Die Höhe der Belastung durch Steuern hat bei den Verlautbarungen über die schwierige Situation der Landwirtschaft stets und jetzt besonders eine recht große Rolle gespielt. Sicherlich ist die Belastung schon durch die direkt eingehobenen Steuern, zu denen ja dann noch Umsatzsteuer und die Verkehrssteuern kommen, sehr hoch. Das gilt selbst noch nach dem Wegfall der Rhein- und Ruhrabgabe und der Brotversorgungsabgabe (ab 1. Januar 1924).

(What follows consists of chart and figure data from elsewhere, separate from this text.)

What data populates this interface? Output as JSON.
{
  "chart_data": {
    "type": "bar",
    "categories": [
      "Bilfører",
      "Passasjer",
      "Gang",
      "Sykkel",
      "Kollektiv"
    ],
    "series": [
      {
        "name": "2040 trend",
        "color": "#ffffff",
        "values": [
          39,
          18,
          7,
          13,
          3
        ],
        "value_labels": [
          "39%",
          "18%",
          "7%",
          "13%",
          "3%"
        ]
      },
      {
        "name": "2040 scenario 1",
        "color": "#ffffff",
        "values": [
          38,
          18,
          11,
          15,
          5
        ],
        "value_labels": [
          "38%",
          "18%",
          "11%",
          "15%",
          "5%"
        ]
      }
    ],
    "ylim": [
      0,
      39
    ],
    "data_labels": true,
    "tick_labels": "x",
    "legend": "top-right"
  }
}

Es geht aber nicht an, die derzeitige Notlage der Landwirtschaft im allgemeinen und ihre Verursachung durch die Steuerbelastung im besonderen durch den Hinweis auf die — gegen den Vorkriegsstand — gesunkenen Reinerträge beweisen zu wollen, wie es leider auch in den Berliner Verhandlungen vor dem Sachverständigenausschuß geschehen ist. Das bedeutet die unzulässige Verallgemeinerung von Einzelfällen, deren Unterlagen infolge der Berechnungsschwierigkeiten während der Inflationszeit überaus unzuverlässig und zufällig sind. Die Umrechnung der Papiermarkwerte auf „Goldmark“ ergibt mit Notwendigkeit ein verschobenes Bild. Und der Schluß aus den Inflationszeiten auf die derzeitige und kommende Gestaltung der Reinerträge ist nicht ohne weiteres zu ziehen. Der so dehnbare Begriff des landwirtschaftlichen Reinertrags, und gar in seiner Verzerrung als „durchschnittlicher Reinertrag, bietet für die Beurteilung der Situation keine genügende Unterlage.